Lamarck, Jean Baptiste Pierre Antoine de Monet, chevalier de [key], 1744–1829, French naturalist. He is noted for his study and classification of invertebrates and for his introduction of evolutionary theories. After varied careers he turned his attention to botany, and recognition of his skill followed upon publication of Flore françoise (3 vol., 1778). He was elected to the Academy of Sciences, and, aided by Buffon, he traveled over Europe, under the title of royal botanist, visiting museums and collecting material for the museum of the academy. From 1793 he was professor of zoology at the Museum of Natural History. His ideas concerning the origin of species were first made public in his Système des animaux sans vertèbres (1801). He introduced the terms biology and Invertebrata and suggested the invertebrate classes Infusoria, Annelida, Crustacea, Arachnida, and Tunicata. He is also considered the founder of invertebrate paleontology. His later works were Philosophie zoologique (2 vol., 1809; tr. Zoological Philosophy, 1963) and Histoire naturelle des animaux sans vertèbres (7 vol. in 8, 1815–22). Blindness and poverty marred his later years.
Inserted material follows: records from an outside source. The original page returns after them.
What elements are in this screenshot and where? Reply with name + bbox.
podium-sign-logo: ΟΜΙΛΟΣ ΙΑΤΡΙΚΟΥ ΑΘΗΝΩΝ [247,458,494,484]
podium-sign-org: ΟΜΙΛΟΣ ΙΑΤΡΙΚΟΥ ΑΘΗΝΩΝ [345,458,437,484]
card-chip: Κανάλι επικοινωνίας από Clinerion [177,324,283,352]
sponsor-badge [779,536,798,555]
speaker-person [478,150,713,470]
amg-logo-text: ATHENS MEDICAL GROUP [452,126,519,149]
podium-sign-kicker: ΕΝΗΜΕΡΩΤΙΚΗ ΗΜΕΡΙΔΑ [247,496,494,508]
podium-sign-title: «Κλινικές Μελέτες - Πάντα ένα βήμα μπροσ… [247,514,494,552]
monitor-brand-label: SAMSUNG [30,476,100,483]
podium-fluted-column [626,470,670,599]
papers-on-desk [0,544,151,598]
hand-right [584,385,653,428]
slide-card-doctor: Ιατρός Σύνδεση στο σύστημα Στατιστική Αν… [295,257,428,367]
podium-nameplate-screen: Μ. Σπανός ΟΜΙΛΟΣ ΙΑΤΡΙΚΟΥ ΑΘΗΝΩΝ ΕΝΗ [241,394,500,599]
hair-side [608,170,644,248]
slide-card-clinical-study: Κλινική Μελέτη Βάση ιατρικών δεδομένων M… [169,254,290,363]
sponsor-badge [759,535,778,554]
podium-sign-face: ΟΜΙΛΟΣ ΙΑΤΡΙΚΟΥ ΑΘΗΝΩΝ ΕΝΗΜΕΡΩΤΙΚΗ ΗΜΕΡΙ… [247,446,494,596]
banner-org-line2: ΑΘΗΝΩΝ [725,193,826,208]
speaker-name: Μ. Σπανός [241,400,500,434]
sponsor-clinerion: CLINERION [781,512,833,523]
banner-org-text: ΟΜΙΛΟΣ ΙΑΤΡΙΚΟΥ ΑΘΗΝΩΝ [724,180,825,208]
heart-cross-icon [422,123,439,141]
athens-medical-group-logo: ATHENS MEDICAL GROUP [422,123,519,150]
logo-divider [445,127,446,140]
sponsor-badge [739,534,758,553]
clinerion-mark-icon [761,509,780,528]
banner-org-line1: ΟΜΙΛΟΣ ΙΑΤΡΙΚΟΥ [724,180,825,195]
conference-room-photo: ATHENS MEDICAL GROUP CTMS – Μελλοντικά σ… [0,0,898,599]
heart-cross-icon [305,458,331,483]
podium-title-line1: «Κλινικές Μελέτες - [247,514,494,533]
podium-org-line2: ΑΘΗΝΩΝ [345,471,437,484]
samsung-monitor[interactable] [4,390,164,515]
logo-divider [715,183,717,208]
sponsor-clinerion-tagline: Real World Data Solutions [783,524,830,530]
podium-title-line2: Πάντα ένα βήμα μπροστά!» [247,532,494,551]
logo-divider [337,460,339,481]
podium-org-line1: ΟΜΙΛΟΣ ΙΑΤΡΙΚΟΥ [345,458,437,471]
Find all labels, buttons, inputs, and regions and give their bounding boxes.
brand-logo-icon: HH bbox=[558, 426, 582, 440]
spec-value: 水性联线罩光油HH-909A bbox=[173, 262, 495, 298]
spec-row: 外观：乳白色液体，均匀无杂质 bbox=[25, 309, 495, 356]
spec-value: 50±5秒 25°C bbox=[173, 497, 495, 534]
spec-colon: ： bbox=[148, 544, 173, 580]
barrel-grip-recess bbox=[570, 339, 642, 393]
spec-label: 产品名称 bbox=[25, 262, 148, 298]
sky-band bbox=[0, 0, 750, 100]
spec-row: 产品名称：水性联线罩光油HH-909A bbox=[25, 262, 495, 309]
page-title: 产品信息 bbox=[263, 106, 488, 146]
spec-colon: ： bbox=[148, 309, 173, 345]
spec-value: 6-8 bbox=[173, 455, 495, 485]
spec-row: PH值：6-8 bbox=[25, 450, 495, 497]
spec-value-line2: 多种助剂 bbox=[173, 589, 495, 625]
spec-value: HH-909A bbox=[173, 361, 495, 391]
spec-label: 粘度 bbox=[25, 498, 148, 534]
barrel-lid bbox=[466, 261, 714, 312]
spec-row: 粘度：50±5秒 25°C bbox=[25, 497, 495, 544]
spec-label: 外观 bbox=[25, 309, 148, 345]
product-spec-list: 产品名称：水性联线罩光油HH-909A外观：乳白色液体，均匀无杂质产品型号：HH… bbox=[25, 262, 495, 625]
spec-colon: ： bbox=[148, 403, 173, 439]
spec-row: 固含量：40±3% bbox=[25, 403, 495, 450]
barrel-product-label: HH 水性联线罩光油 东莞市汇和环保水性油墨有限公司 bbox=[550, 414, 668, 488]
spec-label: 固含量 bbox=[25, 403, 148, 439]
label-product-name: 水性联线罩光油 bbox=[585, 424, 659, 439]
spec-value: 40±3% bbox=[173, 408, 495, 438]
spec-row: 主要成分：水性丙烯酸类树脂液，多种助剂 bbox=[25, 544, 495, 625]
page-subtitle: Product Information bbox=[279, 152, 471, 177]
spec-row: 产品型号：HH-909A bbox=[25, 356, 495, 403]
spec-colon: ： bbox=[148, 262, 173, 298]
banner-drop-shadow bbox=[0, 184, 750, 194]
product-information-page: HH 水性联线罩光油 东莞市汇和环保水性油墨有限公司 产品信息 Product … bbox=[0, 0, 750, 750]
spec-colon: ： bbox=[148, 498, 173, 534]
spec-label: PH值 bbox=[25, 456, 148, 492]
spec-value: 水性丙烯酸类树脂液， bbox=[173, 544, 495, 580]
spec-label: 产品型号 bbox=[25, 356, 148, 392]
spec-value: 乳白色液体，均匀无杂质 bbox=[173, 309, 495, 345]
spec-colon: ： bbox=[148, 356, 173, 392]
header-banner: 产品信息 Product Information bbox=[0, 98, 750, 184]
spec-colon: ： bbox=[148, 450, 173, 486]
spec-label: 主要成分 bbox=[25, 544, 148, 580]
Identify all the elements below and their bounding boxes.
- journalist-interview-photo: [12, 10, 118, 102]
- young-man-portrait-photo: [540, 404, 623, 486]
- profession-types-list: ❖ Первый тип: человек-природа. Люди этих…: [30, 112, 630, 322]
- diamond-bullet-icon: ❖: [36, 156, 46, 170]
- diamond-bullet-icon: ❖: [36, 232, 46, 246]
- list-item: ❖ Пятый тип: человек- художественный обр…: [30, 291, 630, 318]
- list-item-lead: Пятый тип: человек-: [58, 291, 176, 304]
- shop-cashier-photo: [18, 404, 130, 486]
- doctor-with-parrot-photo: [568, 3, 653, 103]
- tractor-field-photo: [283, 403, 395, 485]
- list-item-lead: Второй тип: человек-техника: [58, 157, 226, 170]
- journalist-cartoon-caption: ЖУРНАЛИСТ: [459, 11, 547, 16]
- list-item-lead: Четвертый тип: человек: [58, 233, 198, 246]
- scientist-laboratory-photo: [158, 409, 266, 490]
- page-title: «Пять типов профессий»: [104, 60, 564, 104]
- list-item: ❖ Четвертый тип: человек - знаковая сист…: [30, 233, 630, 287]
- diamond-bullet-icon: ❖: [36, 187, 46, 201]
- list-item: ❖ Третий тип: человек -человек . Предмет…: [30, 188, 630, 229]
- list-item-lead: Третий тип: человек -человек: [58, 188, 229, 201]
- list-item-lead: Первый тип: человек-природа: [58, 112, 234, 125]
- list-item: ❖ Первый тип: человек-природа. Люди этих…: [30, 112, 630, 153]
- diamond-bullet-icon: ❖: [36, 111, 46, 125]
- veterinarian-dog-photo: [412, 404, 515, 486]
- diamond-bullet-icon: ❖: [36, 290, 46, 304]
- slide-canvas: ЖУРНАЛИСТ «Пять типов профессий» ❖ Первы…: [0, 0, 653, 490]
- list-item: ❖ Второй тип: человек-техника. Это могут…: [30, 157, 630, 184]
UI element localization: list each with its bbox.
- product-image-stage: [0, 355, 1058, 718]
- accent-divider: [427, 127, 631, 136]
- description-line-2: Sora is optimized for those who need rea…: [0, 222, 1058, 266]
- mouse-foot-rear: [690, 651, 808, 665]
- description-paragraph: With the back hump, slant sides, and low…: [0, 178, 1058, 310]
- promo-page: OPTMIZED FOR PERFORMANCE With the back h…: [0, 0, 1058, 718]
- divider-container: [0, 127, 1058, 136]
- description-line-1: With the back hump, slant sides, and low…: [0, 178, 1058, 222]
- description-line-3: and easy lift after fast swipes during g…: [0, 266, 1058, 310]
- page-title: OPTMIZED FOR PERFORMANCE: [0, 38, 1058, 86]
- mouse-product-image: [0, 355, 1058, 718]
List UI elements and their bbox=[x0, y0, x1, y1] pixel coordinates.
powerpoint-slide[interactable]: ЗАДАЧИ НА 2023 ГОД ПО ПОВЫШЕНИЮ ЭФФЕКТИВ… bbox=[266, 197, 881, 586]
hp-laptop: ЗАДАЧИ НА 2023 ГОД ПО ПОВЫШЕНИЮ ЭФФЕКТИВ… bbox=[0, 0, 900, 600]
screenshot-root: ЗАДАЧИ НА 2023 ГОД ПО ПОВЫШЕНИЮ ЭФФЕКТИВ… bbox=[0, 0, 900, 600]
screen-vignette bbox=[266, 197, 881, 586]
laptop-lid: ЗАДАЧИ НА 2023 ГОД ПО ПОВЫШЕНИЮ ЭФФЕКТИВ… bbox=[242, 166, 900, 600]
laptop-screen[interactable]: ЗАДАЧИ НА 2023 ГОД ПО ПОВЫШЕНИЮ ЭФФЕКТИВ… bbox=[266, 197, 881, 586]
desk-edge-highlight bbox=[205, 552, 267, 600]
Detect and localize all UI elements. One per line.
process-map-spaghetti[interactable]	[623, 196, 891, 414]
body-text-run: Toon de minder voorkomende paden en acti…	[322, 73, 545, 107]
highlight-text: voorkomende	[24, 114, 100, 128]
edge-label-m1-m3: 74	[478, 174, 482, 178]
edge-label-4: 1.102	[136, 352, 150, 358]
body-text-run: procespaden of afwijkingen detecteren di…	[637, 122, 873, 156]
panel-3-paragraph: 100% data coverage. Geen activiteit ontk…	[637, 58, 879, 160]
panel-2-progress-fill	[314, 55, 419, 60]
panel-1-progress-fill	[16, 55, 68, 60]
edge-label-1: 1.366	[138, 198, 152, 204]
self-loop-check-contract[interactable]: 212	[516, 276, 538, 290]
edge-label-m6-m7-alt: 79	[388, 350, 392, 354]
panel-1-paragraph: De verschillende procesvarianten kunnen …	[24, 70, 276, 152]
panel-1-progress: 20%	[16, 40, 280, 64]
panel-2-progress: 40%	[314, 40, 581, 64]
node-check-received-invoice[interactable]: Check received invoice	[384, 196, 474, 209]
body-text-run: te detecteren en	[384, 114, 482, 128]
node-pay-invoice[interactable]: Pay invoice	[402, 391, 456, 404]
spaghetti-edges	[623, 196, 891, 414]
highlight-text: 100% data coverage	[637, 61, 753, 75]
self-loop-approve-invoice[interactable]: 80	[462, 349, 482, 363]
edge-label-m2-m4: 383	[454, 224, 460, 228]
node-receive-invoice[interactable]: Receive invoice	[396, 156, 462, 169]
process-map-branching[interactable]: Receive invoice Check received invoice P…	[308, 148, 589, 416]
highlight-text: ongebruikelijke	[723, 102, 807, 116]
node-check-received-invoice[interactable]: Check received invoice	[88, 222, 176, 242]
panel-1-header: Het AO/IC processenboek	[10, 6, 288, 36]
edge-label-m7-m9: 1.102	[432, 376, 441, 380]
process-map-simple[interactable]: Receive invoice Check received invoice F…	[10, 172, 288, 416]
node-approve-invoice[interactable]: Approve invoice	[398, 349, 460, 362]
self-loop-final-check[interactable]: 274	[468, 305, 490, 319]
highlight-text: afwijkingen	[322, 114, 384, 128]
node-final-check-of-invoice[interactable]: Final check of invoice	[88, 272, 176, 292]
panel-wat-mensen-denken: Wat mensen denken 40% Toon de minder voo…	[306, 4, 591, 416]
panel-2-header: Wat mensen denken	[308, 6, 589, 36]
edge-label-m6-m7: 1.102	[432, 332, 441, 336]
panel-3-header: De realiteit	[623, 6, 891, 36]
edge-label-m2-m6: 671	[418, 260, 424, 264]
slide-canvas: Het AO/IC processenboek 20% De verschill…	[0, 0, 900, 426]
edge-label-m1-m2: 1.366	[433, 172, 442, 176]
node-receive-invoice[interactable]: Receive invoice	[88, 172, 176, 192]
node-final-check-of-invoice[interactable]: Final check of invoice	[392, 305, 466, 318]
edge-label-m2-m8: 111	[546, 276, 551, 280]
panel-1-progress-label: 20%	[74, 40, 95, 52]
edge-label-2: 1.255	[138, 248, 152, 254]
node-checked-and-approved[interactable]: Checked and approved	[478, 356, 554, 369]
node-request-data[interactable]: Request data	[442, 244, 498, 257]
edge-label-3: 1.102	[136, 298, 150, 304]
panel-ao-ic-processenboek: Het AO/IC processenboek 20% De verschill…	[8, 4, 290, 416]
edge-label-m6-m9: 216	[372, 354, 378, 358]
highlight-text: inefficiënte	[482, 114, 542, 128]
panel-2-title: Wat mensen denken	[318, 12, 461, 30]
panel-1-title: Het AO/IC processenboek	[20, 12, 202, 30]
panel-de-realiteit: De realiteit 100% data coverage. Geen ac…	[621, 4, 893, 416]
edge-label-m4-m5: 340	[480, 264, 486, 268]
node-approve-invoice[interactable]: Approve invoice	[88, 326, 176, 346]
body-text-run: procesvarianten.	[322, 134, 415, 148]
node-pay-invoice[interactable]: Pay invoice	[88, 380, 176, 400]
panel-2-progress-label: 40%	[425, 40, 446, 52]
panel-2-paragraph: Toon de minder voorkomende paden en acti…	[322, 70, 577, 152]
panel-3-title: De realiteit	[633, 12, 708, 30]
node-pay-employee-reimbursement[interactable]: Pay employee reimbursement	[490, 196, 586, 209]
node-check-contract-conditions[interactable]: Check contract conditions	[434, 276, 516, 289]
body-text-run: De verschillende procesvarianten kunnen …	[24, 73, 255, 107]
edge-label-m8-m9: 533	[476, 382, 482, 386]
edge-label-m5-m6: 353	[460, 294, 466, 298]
Lamarck's theory of evolution, or Lamarckism, asserts that all life forms have arisen by a continuous process of gradual modification throughout geologic history. To explain this process he cited the then generally accepted theory of acquired characteristics, which held that new traits in an organism develop because of a need created by the environment and that they are transmitted to its offspring. Although the latter hypothesis was disputed during Lamarck's lifetime by Cuvier and others and was rejected altogether as the principles of heredity were established, Lamarck's theory of evolution was an important forerunner of the work of Charles Darwin, who recognized a modified influence of environment in evolutionary processes.
See studies by R. W. Burkhart (1977) and P. Corsi (tr. 1988).